Suun Sathornviriyapong, Yaowalak Polbhakdee

Keywords : Critical illness, enteral nutrition, predictions, stomach contents, sucrose

Citation Information : Sathornviriyapong S, Polbhakdee Y. Gradual sucrose gastric loading test: A method for the prediction of nonsuccess gastric enteral feeding in critically ill surgical patients. Indian J Crit Care Med 2015; 19 (2):92-98.

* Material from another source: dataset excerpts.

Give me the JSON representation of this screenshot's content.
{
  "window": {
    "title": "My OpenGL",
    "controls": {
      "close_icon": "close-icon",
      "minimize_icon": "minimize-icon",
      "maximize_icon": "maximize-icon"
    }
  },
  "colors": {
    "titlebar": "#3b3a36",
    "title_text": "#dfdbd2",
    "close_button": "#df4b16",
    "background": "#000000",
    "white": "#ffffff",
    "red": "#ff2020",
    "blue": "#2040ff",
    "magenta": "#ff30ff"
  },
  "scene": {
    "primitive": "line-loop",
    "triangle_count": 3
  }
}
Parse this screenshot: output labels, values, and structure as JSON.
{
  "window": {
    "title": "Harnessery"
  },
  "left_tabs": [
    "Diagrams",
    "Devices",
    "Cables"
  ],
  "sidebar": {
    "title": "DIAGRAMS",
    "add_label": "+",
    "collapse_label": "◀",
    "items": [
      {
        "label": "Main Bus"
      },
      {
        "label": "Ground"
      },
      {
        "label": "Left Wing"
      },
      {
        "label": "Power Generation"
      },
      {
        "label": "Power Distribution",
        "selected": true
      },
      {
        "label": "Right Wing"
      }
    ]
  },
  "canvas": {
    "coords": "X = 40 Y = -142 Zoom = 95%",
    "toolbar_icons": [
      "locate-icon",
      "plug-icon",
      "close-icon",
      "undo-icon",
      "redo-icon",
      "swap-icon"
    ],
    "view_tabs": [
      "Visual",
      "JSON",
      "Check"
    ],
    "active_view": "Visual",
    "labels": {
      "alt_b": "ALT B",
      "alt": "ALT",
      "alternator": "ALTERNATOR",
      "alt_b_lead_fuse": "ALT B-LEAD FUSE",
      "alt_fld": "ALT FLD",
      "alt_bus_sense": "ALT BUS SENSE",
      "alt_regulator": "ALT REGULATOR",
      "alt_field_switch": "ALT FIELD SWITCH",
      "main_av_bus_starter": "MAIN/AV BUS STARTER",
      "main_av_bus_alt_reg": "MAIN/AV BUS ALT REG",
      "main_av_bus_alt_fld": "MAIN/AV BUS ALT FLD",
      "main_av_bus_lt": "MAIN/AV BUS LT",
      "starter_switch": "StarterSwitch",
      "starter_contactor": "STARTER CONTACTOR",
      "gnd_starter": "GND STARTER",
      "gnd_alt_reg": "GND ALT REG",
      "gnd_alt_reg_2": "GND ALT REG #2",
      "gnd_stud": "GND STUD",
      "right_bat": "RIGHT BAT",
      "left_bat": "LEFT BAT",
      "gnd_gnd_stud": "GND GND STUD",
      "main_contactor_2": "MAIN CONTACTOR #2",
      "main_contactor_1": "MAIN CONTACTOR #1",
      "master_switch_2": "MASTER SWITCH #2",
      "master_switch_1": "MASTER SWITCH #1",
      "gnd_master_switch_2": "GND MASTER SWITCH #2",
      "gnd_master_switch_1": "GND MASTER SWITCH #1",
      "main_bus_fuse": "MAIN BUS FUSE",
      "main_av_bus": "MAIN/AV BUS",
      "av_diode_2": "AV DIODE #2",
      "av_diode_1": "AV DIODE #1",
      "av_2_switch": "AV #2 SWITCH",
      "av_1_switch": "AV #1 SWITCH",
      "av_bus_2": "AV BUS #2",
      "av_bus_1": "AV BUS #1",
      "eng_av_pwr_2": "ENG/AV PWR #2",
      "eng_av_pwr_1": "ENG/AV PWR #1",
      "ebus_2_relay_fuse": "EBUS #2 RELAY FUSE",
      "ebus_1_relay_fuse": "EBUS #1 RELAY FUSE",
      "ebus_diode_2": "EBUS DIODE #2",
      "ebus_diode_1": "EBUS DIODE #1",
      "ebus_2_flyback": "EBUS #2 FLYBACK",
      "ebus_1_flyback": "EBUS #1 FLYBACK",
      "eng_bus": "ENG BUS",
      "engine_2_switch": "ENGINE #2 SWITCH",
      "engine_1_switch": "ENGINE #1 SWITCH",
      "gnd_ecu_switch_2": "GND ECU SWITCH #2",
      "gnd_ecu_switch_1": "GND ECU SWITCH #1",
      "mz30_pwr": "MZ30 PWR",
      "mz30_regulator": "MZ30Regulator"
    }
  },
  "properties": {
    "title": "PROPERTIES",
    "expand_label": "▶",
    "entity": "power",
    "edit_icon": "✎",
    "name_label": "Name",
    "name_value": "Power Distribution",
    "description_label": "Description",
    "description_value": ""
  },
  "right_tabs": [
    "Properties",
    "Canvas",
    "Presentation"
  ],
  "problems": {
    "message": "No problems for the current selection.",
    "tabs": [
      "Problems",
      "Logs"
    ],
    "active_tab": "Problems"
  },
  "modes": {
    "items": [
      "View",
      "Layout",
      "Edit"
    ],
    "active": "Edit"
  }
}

DOI: 10.4103/0972-5229.151017

License: CC BY-ND 3.0

Published Online: 01-01-2016

Copyright Statement:  Copyright © 2015; The Author(s).


Background and Aims: Intolerance of gastric enteral feeding (GEN) commonly occurs in surgical Intensive Care Unit (SICU). A liquid containing sugar could prolong gastric emptying time. This study was to propose a method for prediction of nonsuccess GEN using gastric volume after loading (GVAL) following gradual sucrose gastric loading. Materials and Methods: Mechanical ventilator supported and hemodynamically stable patients in SICU were enrolled. About 180-240 min before the GEN starting, a sucrose solution (12.5%; 450 mosmole/kg, 800 mL) was administered via gastric feeding tube over 30 min with 45° head upright position. GVAL was measured at 30, 60, 90, and 120 min after loading. GEN success status using clinical criteria was assessed at 72 h after the starting GEN protocol. The receiving operating characteristic (ROC) and c statistic were used for discrimination at each time point of GVAL. Results: A total of 32 patients were enrolled and completed the protocol. 14 patients (43.7%) were nonsuccessful GEN. The nonsuccess group was found to have significantly more GVAL than the other group at all-time points during the test (P < 0.05). The most discriminating point of GVAL for the prediction of nonsuccess was 150 mL at 120 min after loading with a sensitivity of 92.3%, specificity of 88.9%, positive predictive value of 85.7%, negative predictive value of 94.1%, and ROC area 0.97 (95% confidence interval 0.91-1.00). Conclusion: A high GVAL following sucrose gastric loading test might be a method to predict nonsuccess GEN in critically ill surgical patients.